Now, when the PH-1 made its debut back on May 30th, the device was listed for $699, which wasn’t surprising considering its attempt to enter the flagship mix, but then something strange happened. Essential went dark. After an interview at the Code Conference where Rubin stated the PH-1 would launch within 30 days, there was almost no communication from Essential, let alone mention of a final release date.
Fast forward a few weeks, and an announcement was made that Essential would be partnering with Sprint to provide the PH-1 if you were looking for a carrier option. This move made some scratch their heads as Sprint is ranked #4 in the country out of the major carriers, and is currently in the middle of talks with T-Mobile for a possible merger. But the move was pretty impressive considering this was Essential’s first foray and getting a carrier onboard was definitely an achievement in its own right.
Then, after months of waiting and seeing other devices announced, including the LG V30 and Samsung Galaxy Note 8, Essential FINALLY began shipping devices out to those who pre-ordered it. In September, the PH-1 finally made it to storefronts, making it possible for you to walk in and grab one, without worrying about dealing with shipping constraints or issues from Essential.
So let’s take a look at the timeframe here. The device was teased in March, announced in May, then not released until September. That’s a span of 4 months with nothing in the hands of customers, including a rather long span of time when the company went completely dark, leaving everyone wondering what happened. In that span, we saw the Galaxy S8/S8 Plus take over, the Galaxy Note 8 launch, and the LG V30 get announced. Not good for a company looking to make a big splash.
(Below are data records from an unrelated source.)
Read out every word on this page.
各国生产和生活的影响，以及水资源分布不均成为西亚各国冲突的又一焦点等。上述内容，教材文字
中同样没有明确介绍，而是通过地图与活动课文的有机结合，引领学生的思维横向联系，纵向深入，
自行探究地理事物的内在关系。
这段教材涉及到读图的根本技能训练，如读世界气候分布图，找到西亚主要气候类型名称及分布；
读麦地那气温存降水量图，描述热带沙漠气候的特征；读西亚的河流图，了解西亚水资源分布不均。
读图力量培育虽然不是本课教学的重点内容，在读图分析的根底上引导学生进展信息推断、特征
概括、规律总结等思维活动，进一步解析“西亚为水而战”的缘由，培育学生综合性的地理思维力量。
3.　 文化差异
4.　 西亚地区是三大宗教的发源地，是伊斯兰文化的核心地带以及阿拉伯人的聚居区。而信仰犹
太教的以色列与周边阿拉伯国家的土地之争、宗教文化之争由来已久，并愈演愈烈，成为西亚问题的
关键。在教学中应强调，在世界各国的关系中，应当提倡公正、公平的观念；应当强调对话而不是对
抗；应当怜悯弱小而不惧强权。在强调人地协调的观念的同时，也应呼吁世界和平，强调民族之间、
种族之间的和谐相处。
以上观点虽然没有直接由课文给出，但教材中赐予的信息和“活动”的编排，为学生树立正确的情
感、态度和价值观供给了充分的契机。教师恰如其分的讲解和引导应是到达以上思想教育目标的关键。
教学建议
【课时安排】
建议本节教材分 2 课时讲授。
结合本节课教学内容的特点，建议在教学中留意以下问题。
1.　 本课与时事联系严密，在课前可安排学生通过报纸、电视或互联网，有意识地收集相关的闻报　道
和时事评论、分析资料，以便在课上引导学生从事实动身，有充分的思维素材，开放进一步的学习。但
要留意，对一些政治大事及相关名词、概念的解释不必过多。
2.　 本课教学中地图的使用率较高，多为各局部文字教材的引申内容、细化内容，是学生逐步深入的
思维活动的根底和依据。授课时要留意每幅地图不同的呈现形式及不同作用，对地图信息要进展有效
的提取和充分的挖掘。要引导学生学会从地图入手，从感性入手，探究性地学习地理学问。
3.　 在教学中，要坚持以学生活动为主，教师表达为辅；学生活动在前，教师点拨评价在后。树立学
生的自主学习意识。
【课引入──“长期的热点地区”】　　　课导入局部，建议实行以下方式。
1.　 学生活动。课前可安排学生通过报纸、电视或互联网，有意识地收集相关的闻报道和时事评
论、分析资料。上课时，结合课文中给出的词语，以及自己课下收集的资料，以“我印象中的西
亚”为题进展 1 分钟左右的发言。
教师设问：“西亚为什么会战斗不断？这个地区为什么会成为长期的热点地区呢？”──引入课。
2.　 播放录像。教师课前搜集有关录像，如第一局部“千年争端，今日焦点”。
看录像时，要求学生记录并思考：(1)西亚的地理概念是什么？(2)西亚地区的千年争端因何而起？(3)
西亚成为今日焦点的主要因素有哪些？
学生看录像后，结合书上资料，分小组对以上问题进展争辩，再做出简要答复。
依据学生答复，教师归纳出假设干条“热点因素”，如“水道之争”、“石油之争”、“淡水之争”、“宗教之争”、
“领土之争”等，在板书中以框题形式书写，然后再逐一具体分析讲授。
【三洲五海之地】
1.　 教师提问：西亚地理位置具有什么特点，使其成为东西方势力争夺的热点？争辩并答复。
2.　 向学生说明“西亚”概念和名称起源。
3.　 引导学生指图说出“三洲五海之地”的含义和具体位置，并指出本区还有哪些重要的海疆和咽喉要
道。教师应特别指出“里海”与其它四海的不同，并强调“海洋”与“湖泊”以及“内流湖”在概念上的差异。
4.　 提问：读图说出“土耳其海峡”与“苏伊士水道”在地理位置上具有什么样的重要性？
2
But maybe that’s part of the problem. Maybe Rubin and Essential weren’t necessarily aiming its sights on the mass market and were aiming its sights on the now-defunct Nexus community. But that couldn’t be the case as the PH-1 is priced just slightly below that of the Pixel XL. Who knows what Rubin and Essential are doing, but the company has some big work ahead if it plans to have sustainable future with the PH-1 and other projects.